Длительное пребывание царя в столице благотворно сказывалось на ее развитии. В мае 1718 года была учреждена петербургская полиция, «душа гражданства и всех добрых порядков и фундаментальный подпор человеческой безопасности и удобности», а в конце ноября вышел указ «О назначении рынков в Санкт-Петербурге, о наблюдении чистоты торгующими съестными припасами и о ношении ими белых мундиров». Помимо белых мундиров торговцам полагалось носить нарукавники и фартуки. На тот момент в столице уже двенадцатый год существовал Обжорный рынок, впоследствии переименованный в Сытный. Сначала он находился в самом сердце зарождавшегося города – на Троицкой площади, но после сильного пожара 1710 года переехал на пустырь против кронверка Петропавловской крепости. Тогда это была городская окраина, а торговцам всегда хочется торговать в бойких многолюдных местах, поэтому торговля развернулась вдоль больших улиц, препятствуя проезду и проходу. Очистить улицы от несанкционированной торговли удалось, а вот с соблюдением чистоты были большие проблемы (сказано же: «Есть стихии, над которыми государь не волен»).

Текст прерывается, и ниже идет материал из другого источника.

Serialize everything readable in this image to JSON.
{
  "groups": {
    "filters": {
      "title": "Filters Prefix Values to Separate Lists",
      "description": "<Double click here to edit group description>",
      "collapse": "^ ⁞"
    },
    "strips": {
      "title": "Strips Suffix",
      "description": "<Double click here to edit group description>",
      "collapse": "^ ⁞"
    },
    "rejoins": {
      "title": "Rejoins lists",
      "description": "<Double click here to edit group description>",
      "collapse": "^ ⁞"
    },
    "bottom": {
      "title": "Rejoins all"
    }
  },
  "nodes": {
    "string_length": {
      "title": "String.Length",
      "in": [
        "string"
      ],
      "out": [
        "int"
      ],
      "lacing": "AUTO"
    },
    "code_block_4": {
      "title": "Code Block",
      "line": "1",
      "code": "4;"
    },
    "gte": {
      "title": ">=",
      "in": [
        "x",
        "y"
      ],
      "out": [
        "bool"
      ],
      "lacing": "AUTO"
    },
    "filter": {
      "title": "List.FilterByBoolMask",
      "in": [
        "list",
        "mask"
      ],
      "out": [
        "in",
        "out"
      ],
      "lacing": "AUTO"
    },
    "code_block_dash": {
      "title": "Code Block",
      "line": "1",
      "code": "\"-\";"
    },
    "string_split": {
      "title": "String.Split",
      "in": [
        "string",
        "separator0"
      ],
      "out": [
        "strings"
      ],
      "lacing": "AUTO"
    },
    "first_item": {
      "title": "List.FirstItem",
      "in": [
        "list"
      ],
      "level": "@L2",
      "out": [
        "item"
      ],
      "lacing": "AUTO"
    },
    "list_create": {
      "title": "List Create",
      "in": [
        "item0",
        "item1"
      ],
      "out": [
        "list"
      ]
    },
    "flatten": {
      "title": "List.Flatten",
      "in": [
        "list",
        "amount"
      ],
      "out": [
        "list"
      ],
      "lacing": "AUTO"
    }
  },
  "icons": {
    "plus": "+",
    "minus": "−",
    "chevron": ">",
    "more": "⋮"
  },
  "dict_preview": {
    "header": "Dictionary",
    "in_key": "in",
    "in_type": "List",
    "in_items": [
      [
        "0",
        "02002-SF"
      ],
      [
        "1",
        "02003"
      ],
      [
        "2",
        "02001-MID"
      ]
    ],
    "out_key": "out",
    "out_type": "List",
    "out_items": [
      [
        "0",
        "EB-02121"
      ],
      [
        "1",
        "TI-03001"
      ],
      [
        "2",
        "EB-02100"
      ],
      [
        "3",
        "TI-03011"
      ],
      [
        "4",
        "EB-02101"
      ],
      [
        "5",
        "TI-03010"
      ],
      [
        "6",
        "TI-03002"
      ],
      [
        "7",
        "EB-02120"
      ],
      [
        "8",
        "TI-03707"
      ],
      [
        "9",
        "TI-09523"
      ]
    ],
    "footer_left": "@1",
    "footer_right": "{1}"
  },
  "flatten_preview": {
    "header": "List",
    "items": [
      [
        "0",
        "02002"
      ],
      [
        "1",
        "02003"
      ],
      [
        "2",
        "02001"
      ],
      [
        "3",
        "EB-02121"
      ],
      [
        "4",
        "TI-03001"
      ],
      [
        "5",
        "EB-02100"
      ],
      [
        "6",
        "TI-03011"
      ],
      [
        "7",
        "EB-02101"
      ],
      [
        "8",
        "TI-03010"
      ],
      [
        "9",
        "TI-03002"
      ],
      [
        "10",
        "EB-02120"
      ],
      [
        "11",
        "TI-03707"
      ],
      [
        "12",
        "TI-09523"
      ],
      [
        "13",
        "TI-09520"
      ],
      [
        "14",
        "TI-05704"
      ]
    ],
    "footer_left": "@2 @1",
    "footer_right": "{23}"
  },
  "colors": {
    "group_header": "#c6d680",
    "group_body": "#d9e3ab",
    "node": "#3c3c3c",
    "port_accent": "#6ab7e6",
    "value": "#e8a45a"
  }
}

К слову нужно сказать о том, какие блюда предпочитал Петр. Самые простые – щи да каши, студень, жареное мясо, колбасы да ветчины. Из каш Петр больше всего любил перловую кашу на молоке или же на миндальном молоке (в постные дни). Во время походов и плаваний царь ел солонину наравне с солдатами и матросами, из разносолов предпочитал соленые огурцы и моченые яблоки. Рыбу Петр практически не ел, поскольку считал ее вредной для здоровья (возможно, имела место какая-то непереносимость) и мог делать исключение разве что для сельди. В постные дни царь питался пирогами с горохом, кашами, свеклой с постным маслом, редькой и прочими овощами. Дичь на царский стол практически не попадала (Петр не охотился, и другие брали с него пример), а сладости ставились исключительно для гостей – любимыми лакомствами царя были редька и яблоки. Ел Петр быстро, часто на ходу, а вот бражничал подолгу, с чувством, с толком, с расстановкой и с удовольствием. Будучи восприимчивым ко всему новому, всему европейскому, царь активно внедрял в русский обиход иноземные блюда и продукты (в первую очередь – овощи и фрукты), а заодно положил начало моде на иностранных поваров. Кому-то повара-иноземцы готовили изысканные блюда, а повседневный царский стол был простым. «Кушанье ему [Петру] было: холодные мяса с солеными лимонами и солеными огурцами, буженина и ветчина, студени с хреном и чесноком, а также щи разные, каши, жаркое из утки или поросенка со сметаной, говядина с моченым яблоком, ржаной хлеб, кислая капуста, тертая редька, пареная репа», – писал Андрей Нартов, не раз обедавший вместе с царем. По мнению Петра, «государь должен отличаться от подданных не щегольством и пышностью, а менее еще роскошью; но неусыпным ношением на себе бремени государственного и попечением о их пользе и облегчении».